Disclosure of relationship: The contributors of this report have disclosed that they have no financial interest, relationship, affiliation, or other association with any organization that might represent a conflict of interest. In addition, this report does not contain any discussion of unlabeled use of commercial products or products for investigational use.
Introduction: Multiple systems have been developed that use surveillance of health-care encounters to provide early warning of a terrorist attack. Limited practical experience and the absence of adequate theoretical assessments have precluded determining which alarm-generating algorithms should be preferred. In the absence of practical and theoretical results, choosing a particular statistical algorithm can be difficult. One way to evaluate algorithms is through simulation.
Objectives: This report describes conceptual features of an example simulation based on the dispersal of anthrax spores and presents results based on the example simulation.
Methods: A simulation was implemented based on the dispersal of anthrax spores from a crop-dusting plane. Simulated cases were then included into an observed data stream. Detection approaches included SaTScan and small area regression and testing (SMART) scores. An evaluation metric was developed for comparison of results. In addition, a simulation of a separate data stream was added; and then separate and combined surveillance data were compared.
Results: In the simulation in which a single data stream was used, the two statistical approaches were substantially similar in performance.
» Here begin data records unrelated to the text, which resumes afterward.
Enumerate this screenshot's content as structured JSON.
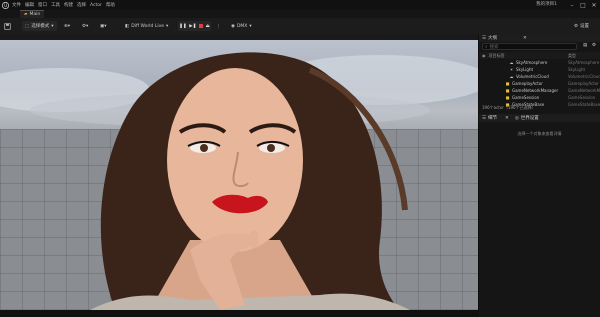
{
  "menubar": {
    "items": [
      "文件",
      "编辑",
      "窗口",
      "工具",
      "构建",
      "选择",
      "Actor",
      "帮助"
    ],
    "project_name": "我的项目1"
  },
  "tab": {
    "label": "Main"
  },
  "toolbar": {
    "mode_label": "选择模式",
    "net_mode_label": "Diff World Live",
    "platform_label": "DMX",
    "settings_label": "设置"
  },
  "outliner": {
    "title": "大纲",
    "search_placeholder": "搜索",
    "col_label": "项目标签",
    "col_type": "类型",
    "rows": [
      {
        "label": "SkyAtmosphere",
        "type": "SkyAtmosphere"
      },
      {
        "label": "SkyLight",
        "type": "SkyLight"
      },
      {
        "label": "VolumetricCloud",
        "type": "VolumetricCloud"
      },
      {
        "label": "GameplayActor",
        "type": "GameplayActor"
      },
      {
        "label": "GameNetworkManager",
        "type": "GameNetworkManager"
      },
      {
        "label": "GameSession",
        "type": "GameSession"
      },
      {
        "label": "GameStateBase",
        "type": "GameStateBase"
      }
    ],
    "status": "196个actor（196个已选择）"
  },
  "details": {
    "tabs": [
      "细节",
      "世界设置"
    ],
    "empty_text": "选择一个对象来查看详情"
  }
}
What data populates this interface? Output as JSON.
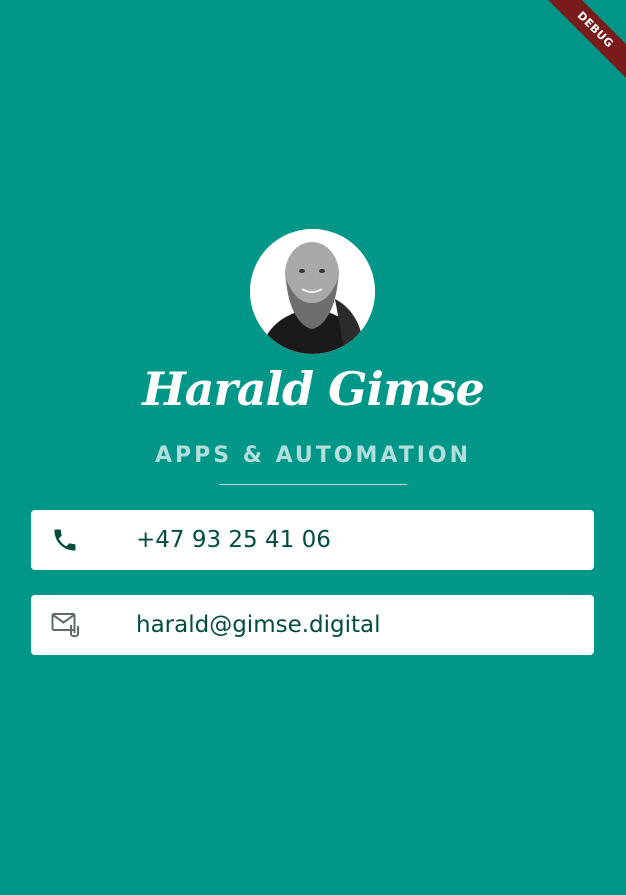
{
  "debug_banner": {
    "label": "DEBUG"
  },
  "profile": {
    "name": "Harald Gimse",
    "title": "APPS & AUTOMATION"
  },
  "contacts": {
    "phone": {
      "icon": "phone-icon",
      "value": "+47 93 25 41 06"
    },
    "email": {
      "icon": "mail-attachment-icon",
      "value": "harald@gimse.digital"
    }
  },
  "colors": {
    "background": "#009688",
    "card": "#ffffff",
    "text": "#004d40",
    "subtitle": "#b2dfdb",
    "banner": "#7a1b1b"
  }
}
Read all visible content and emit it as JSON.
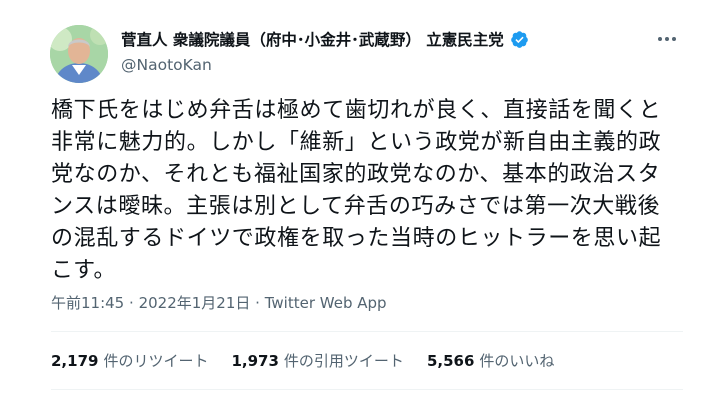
{
  "author": {
    "display_name": "菅直人 衆議院議員（府中･小金井･武蔵野） 立憲民主党",
    "handle": "@NaotoKan",
    "verified": true
  },
  "tweet": {
    "text": "橋下氏をはじめ弁舌は極めて歯切れが良く、直接話を聞くと非常に魅力的。しかし「維新」という政党が新自由主義的政党なのか、それとも福祉国家的政党なのか、基本的政治スタンスは曖昧。主張は別として弁舌の巧みさでは第一次大戦後の混乱するドイツで政権を取った当時のヒットラーを思い起こす。",
    "time": "午前11:45",
    "date": "2022年1月21日",
    "separator": "·",
    "source": "Twitter Web App"
  },
  "stats": {
    "retweets": {
      "count": "2,179",
      "label": "件のリツイート"
    },
    "quotes": {
      "count": "1,973",
      "label": "件の引用ツイート"
    },
    "likes": {
      "count": "5,566",
      "label": "件のいいね"
    }
  },
  "icons": {
    "verified": "verified-badge-icon",
    "more": "more-options-icon"
  },
  "colors": {
    "verified": "#1d9bf0",
    "secondary_text": "#536471",
    "primary_text": "#0f1419",
    "divider": "#eff3f4"
  }
}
The combined surveillance based on two data streams is superior to surveillance based on either stream separately.
Conclusion: The other potential uses of such a system are considered. These uses include the comparison of different data sources (e.g., outpatient versus emergency department and evaluating the impact of potential changes to the surveillance system, and increasing the population under surveillance). Simulation is a valuable technique for evaluating and planning for syndromic surveillance.
Since the attacks on the World Trade Centers on September 11, 2001, increasing attention has been paid to early detection of biologic terrorism attacks (1,2). Assuming biologic agents are not detected directly in the environment, the first indicator of a terrorist attack might be persons becoming ill. Surveillance systems designed to detect increased numbers of ill persons, consistent with exposure to these agents, have been developed (3--7). Key to these systems is the technique used to decide whether "too many" ill persons have been observed. However, despite an increasing number of statistical (8,9) and data mining (5) techniques, limited comparative work has been conducted to assess their relative strengths.
Theoretical comparisons are probably not possible in realistic settings, and practical experience is limited by small numbers of attack-like events. Thus, simulation is an important route to evaluation. Unfortunately, most simulations published to date have been too simple for meaningful analysis, except for a previously published analysis of a system generated by an epidemic simulation model (10).
The objective of this report is to present a simulation structure developed in the setting of an outpatient surveillance system (11,12). Simulation is only of cases generated by attacks, as opposed to cases arising both from attacks and natural disease. In contrast to the system generated by the epidemic simulation model (10), the outpatient system is simple in that it can be replicated using data likely to be available in many contexts. Thus, the simulation described in this report can be transferred to another data setting with ease.
Simulations can be used to determine the cost-benefit ratio of the surveillance system, to compare the relative value of different data sources and other features, and to evaluate statistical methods. Thus, it can be used to help determine the value of syndromic surveillance.
Outpatient Surveillance System
Simulation was performed by using a surveillance system that relies on data collected as part of outpatient visits near Boston, Massachusetts (11,12). When insured patients visited a clinic, their health-care provider created an electronic medical record. At the close of the visit, the provider entered International Classification of Diseases, Ninth Revision (ICD-9) (13) codes that described the patient's condition.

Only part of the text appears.